There are a few bits I feel that might be able to be solved rather easily with the xymond_locator tech you'd put in a few years ago, but it also brings up some interesting philosophical questions of how much metadata gets distributed throughout and by what mechanism.
Some orgs might want almost the exact inverse of swarming (sharding) whereby xymond is fully replicated for HA and reporting purposes, a la MySQL. For others, sharding solves network and performance issues and a unified query for CGIs only, or CLI tools only, makes perfect sense. Still others might want all xymond's to have a full hosts.cfg reference and perhaps some basic state data (eg, status metadata, including line1), but wouldn't want/need the full status going over the wire... or could do with stachg updates only, with other metadata resync'd on intervals.
For xymond_locator, IIRC histlogs, hostdata, and RRD are working now. The only things not were per-hostsvc event history (still done with file reads) and historical hostdata snapshots. With the sites/swarm proposal, we could simply be pre-specifying what's happening where instead of having various services checking in for assignment. (Can they check in with multiple locators now?) You could probably do that now by simply writing out a static locator.hosts.chk file with all of the 'sticky' fields set and -- presto... unified dispatch server!
(Of course, given that xymongen is interval-based, you could almost read that in directly... Seems like a global hosts.cfg and a global locator.hosts do make things easier.)
If the incoming reports never make it to the distinct xymond's, that's fine, but xymond_locator's communicating with each other could agree on the "swarm state" and give you some de facto cluster management outside of grabbing hostinfo from the xymond's (or really making xymond do anything else that relies hitting the disk or network).

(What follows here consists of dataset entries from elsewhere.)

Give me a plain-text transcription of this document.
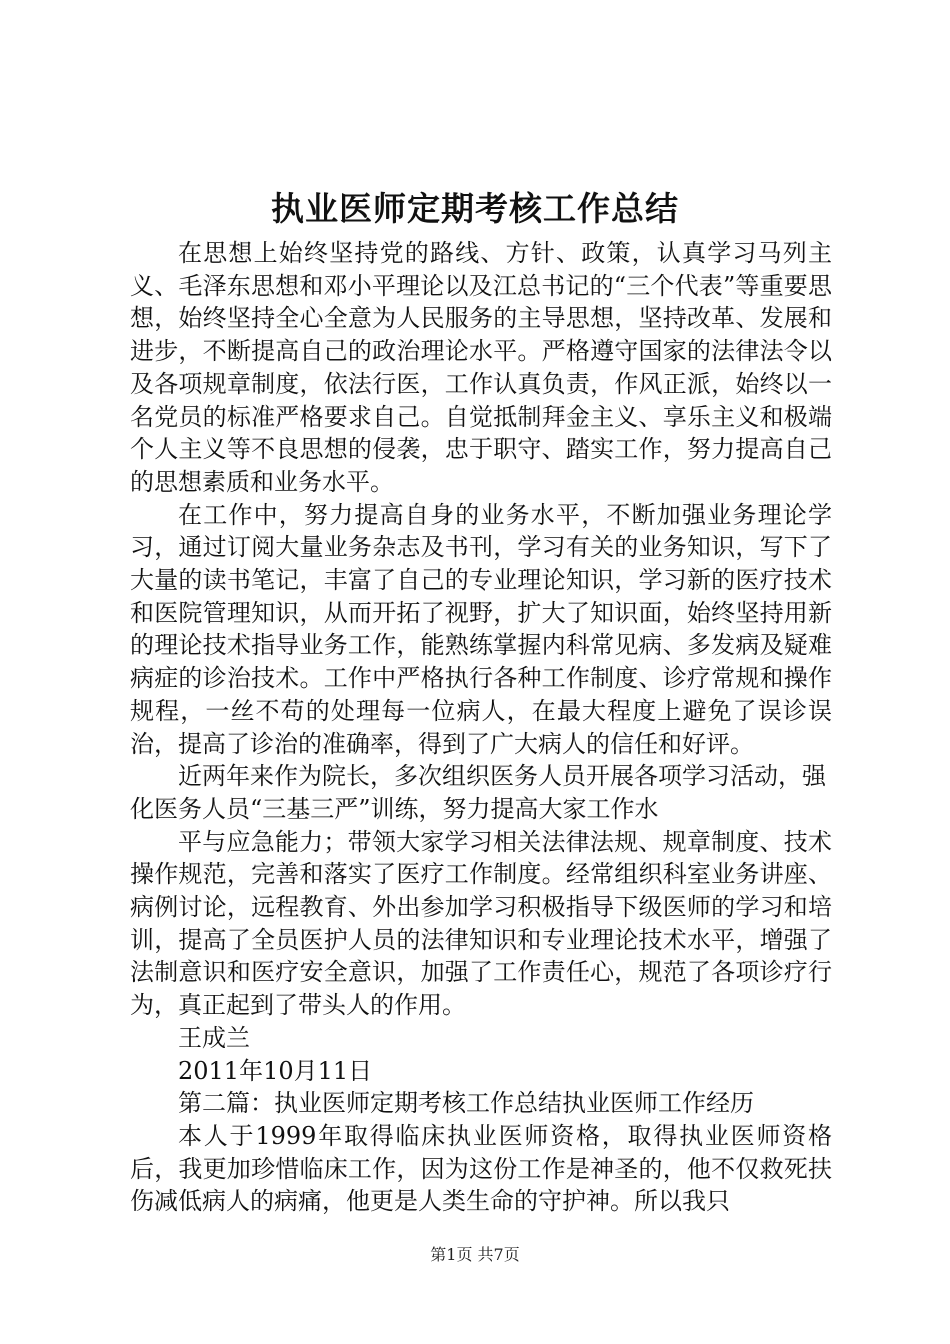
执业医师定期考核工作总结

在思想上始终坚持党的路线、方针、政策，认真学习马列主义、毛泽东思想和邓小平理论以及江总书记的“三个代表”等重要思想，始终坚持全心全意为人民服务的主导思想，坚持改革、发展和进步，不断提高自己的政治理论水平。严格遵守国家的法律法令以及各项规章制度，依法行医，工作认真负责，作风正派，始终以一名党员的标准严格要求自己。自觉抵制拜金主义、享乐主义和极端个人主义等不良思想的侵袭，忠于职守、踏实工作，努力提高自己的思想素质和业务水平。

在工作中，努力提高自身的业务水平，不断加强业务理论学习，通过订阅大量业务杂志及书刊，学习有关的业务知识，写下了大量的读书笔记，丰富了自己的专业理论知识，学习新的医疗技术和医院管理知识，从而开拓了视野，扩大了知识面，始终坚持用新的理论技术指导业务工作，能熟练掌握内科常见病、多发病及疑难病症的诊治技术。工作中严格执行各种工作制度、诊疗常规和操作规程，一丝不苟的处理每一位病人，在最大程度上避免了误诊误治，提高了诊治的准确率，得到了广大病人的信任和好评。

近两年来作为院长，多次组织医务人员开展各项学习活动，强化医务人员“三基三严”训练，努力提高大家工作水

平与应急能力；带领大家学习相关法律法规、规章制度、技术操作规范，完善和落实了医疗工作制度。经常组织科室业务讲座、病例讨论，远程教育、外出参加学习积极指导下级医师的学习和培训，提高了全员医护人员的法律知识和专业理论技术水平，增强了法制意识和医疗安全意识，加强了工作责任心，规范了各项诊疗行为，真正起到了带头人的作用。

王成兰

2011年10月11日

第二篇：执业医师定期考核工作总结执业医师工作经历

本人于1999年取得临床执业医师资格，取得执业医师资格后，我更加珍惜临床工作，因为这份工作是神圣的，他不仅救死扶伤减低病人的病痛，他更是人类生命的守护神。所以我只

第1页 共7页
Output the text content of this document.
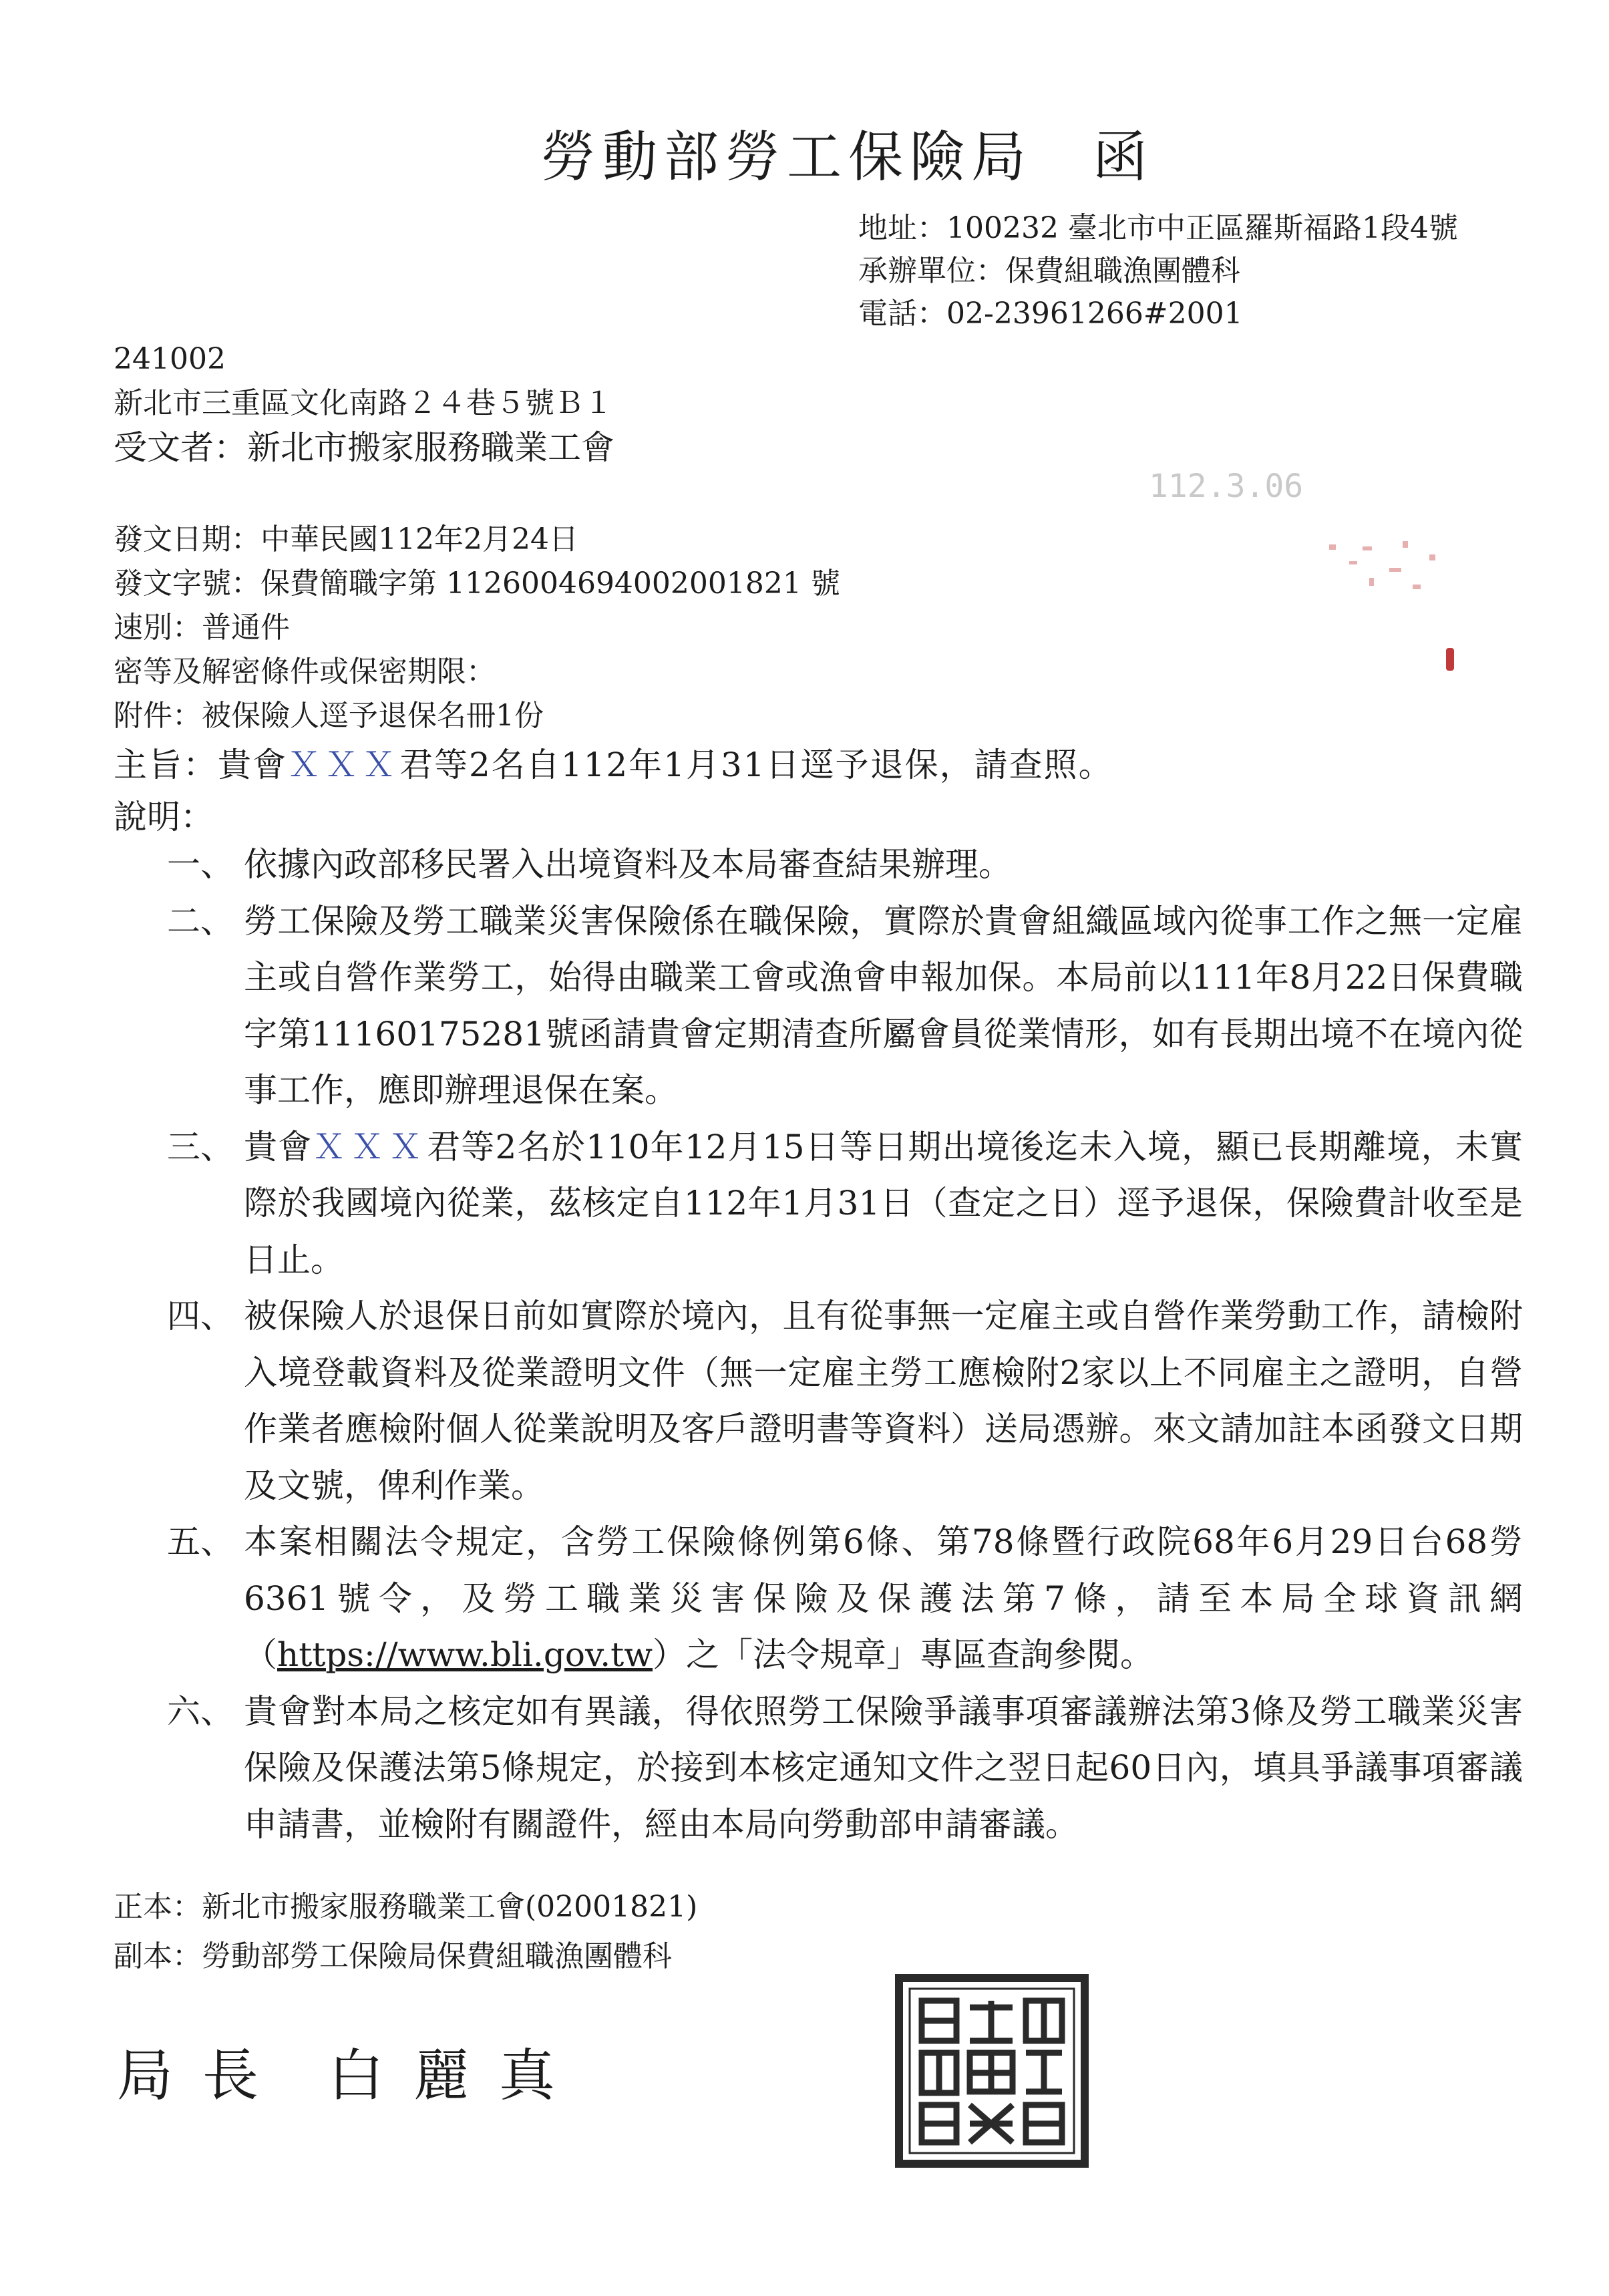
勞動部勞工保險局 函
地址：100232 臺北市中正區羅斯福路1段4號
承辦單位：保費組職漁團體科
電話：02-23961266#2001
241002
新北市三重區文化南路２４巷５號Ｂ１
受文者：新北市搬家服務職業工會
發文日期：中華民國112年2月24日
發文字號：保費簡職字第 1126004694002001821 號
速別：普通件
密等及解密條件或保密期限：
附件：被保險人逕予退保名冊1份
112.3.06
主旨：貴會ＸＸＸ君等2名自112年1月31日逕予退保，請查照。
說明：
一、 依據內政部移民署入出境資料及本局審查結果辦理。
二、 勞工保險及勞工職業災害保險係在職保險，實際於貴會組織區域內從事工作之無一定雇主或自營作業勞工，始得由職業工會或漁會申報加保。本局前以111年8月22日保費職字第11160175281號函請貴會定期清查所屬會員從業情形，如有長期出境不在境內從事工作，應即辦理退保在案。
三、 貴會ＸＸＸ君等2名於110年12月15日等日期出境後迄未入境，顯已長期離境，未實際於我國境內從業，茲核定自112年1月31日（查定之日）逕予退保，保險費計收至是日止。
四、 被保險人於退保日前如實際於境內，且有從事無一定雇主或自營作業勞動工作，請檢附入境登載資料及從業證明文件（無一定雇主勞工應檢附2家以上不同雇主之證明，自營作業者應檢附個人從業說明及客戶證明書等資料）送局憑辦。來文請加註本函發文日期及文號，俾利作業。
五、 本案相關法令規定，含勞工保險條例第6條、第78條暨行政院68年6月29日台68勞6361號令，及勞工職業災害保險及保護法第7條，請至本局全球資訊網（https://www.bli.gov.tw）之「法令規章」專區查詢參閱。
六、 貴會對本局之核定如有異議，得依照勞工保險爭議事項審議辦法第3條及勞工職業災害保險及保護法第5條規定，於接到本核定通知文件之翌日起60日內，填具爭議事項審議申請書，並檢附有關證件，經由本局向勞動部申請審議。
正本：新北市搬家服務職業工會(02001821)
副本：勞動部勞工保險局保費組職漁團體科
局長 白麗真
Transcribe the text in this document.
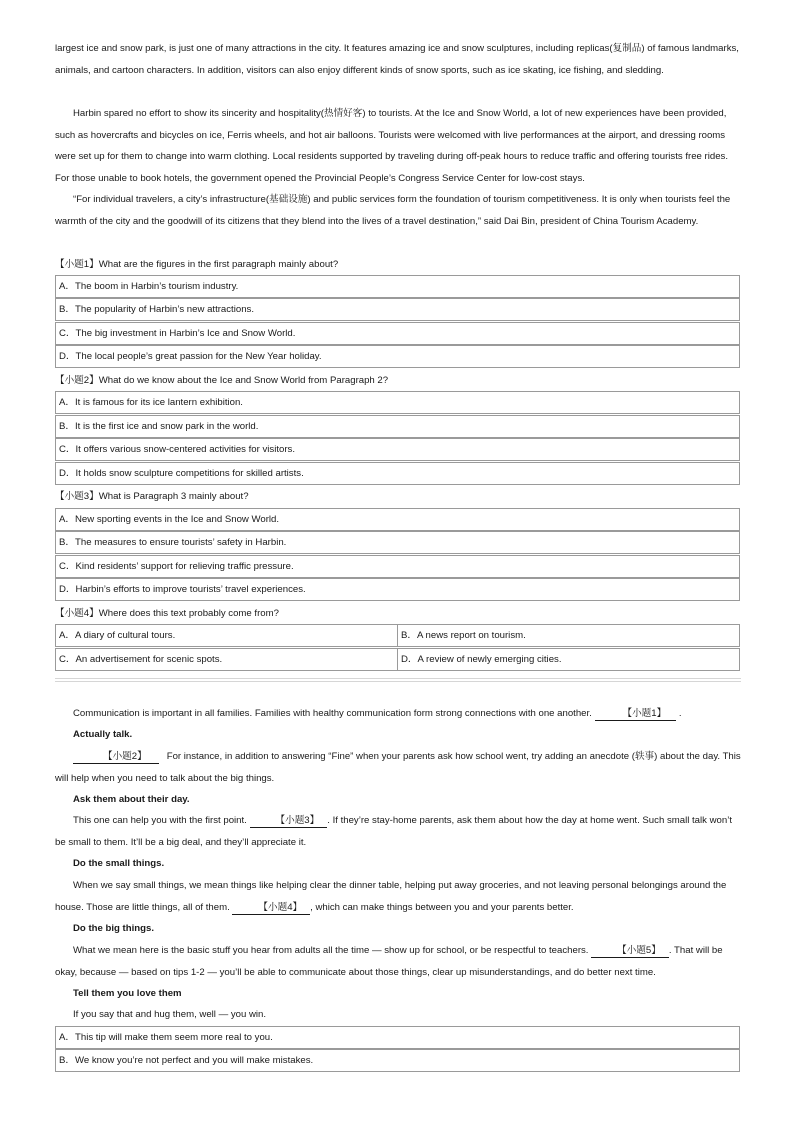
largest ice and snow park, is just one of many attractions in the city. It features amazing ice and snow sculptures, including replicas(复制品) of famous landmarks, animals, and cartoon characters. In addition, visitors can also enjoy different kinds of snow sports, such as ice skating, ice fishing, and sledding.

Harbin spared no effort to show its sincerity and hospitality(热情好客) to tourists. At the Ice and Snow World, a lot of new experiences have been provided, such as hovercrafts and bicycles on ice, Ferris wheels, and hot air balloons. Tourists were welcomed with live performances at the airport, and dressing rooms were set up for them to change into warm clothing. Local residents supported by traveling during off-peak hours to reduce traffic and offering tourists free rides. For those unable to book hotels, the government opened the Provincial People’s Congress Service Center for low-cost stays.

“For individual travelers, a city’s infrastructure(基础设施) and public services form the foundation of tourism competitiveness. It is only when tourists feel the warmth of the city and the goodwill of its citizens that they blend into the lives of a travel destination,” said Dai Bin, president of China Tourism Academy.

【小题1】What are the figures in the first paragraph mainly about?
A．The boom in Harbin’s tourism industry.
B．The popularity of Harbin’s new attractions.
C．The big investment in Harbin’s Ice and Snow World.
D．The local people’s great passion for the New Year holiday.
【小题2】What do we know about the Ice and Snow World from Paragraph 2?
A．It is famous for its ice lantern exhibition.
B．It is the first ice and snow park in the world.
C．It offers various snow-centered activities for visitors.
D．It holds snow sculpture competitions for skilled artists.
【小题3】What is Paragraph 3 mainly about?
A．New sporting events in the Ice and Snow World.
B．The measures to ensure tourists’ safety in Harbin.
C．Kind residents’ support for relieving traffic pressure.
D．Harbin’s efforts to improve tourists’ travel experiences.
【小题4】Where does this text probably come from?
A．A diary of cultural tours.	B．A news report on tourism.
C．An advertisement for scenic spots.	D．A review of newly emerging cities.

Communication is important in all families. Families with healthy communication form strong connections with one another.	【小题1】 .

Actually talk.

【小题2】 For instance, in addition to answering “Fine” when your parents ask how school went, try adding an anecdote (轶事) about the day. This will help when you need to talk about the big things.

Ask them about their day.

This one can help you with the first point.	【小题3】 . If they’re stay-home parents, ask them about how the day at home went. Such small talk won’t be small to them. It’ll be a big deal, and they’ll appreciate it.

Do the small things.

When we say small things, we mean things like helping clear the dinner table, helping put away groceries, and not leaving personal belongings around the house. Those are little things, all of them.	【小题4】 , which can make things between you and your parents better.

Do the big things.

What we mean here is the basic stuff you hear from adults all the time — show up for school, or be respectful to teachers.	【小题5】 . That will be okay, because — based on tips 1-2 — you’ll be able to communicate about those things, clear up misunderstandings, and do better next time.

Tell them you love them

If you say that and hug them, well — you win.

A．This tip will make them seem more real to you.
B．We know you’re not perfect and you will make mistakes.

Speaking of eventlog.cgi, this feels like an opportunity to consider separating the CGI from the query method as well. As you say, the current storage method really forces a "everyone respond to this query and I'll re-assemble into the response for the user" sort of method.
For larger sites, event reporting is really important; so much so that sending it off to a central DB makes a lot of sense, and that just takes writing a pretty trivial stachg channel listener to do. The problem has been that there's no easy CGI for querying that data unless you write your own too. (Also missing has been a pure clientlog snapshot browser, distinct from specific status-changing events.)
When you start thinking in terms of a "reporting server" where the slow stuff happens in response to arbitrary queries, it almost makes sense to make all of these new message types something that *any* xymond server can handle -- but shouldn't!
(That is, "Once you start scaling, make a replication/query server and point general queries to that instead so that live processing remains unimpeded.")
As far as what it would take to make this happen? One way to encourage experimentation would be to provide an arbitrary two-way message mechanism for xymond. The 'usermsg ID' channel works but is one-way, of course... Perhaps we could create an 'extmsg ID' format, with a locally-configured ID->TCP:port dispatch in xymonserver.cfg which xymond proxies the communication off to (non-blockingly, of course), sending anything received back back to the original sender. People could create all sorts of custom data backends while still going through a single xymon query mechanism.
As for everything else, my only other concern was with integrating the gathering at the sendmessage() vs the application and/or the server level.
It puts the logic for handling issues where one or more of the servers is down, unreachable, or slow at a very low level, and there might be cause for having more finely-tuned (or administrator-set) control there over retries, timeouts, any vs. all's, etc for xymongen vs svcstatus vs a xymonproxy type thing.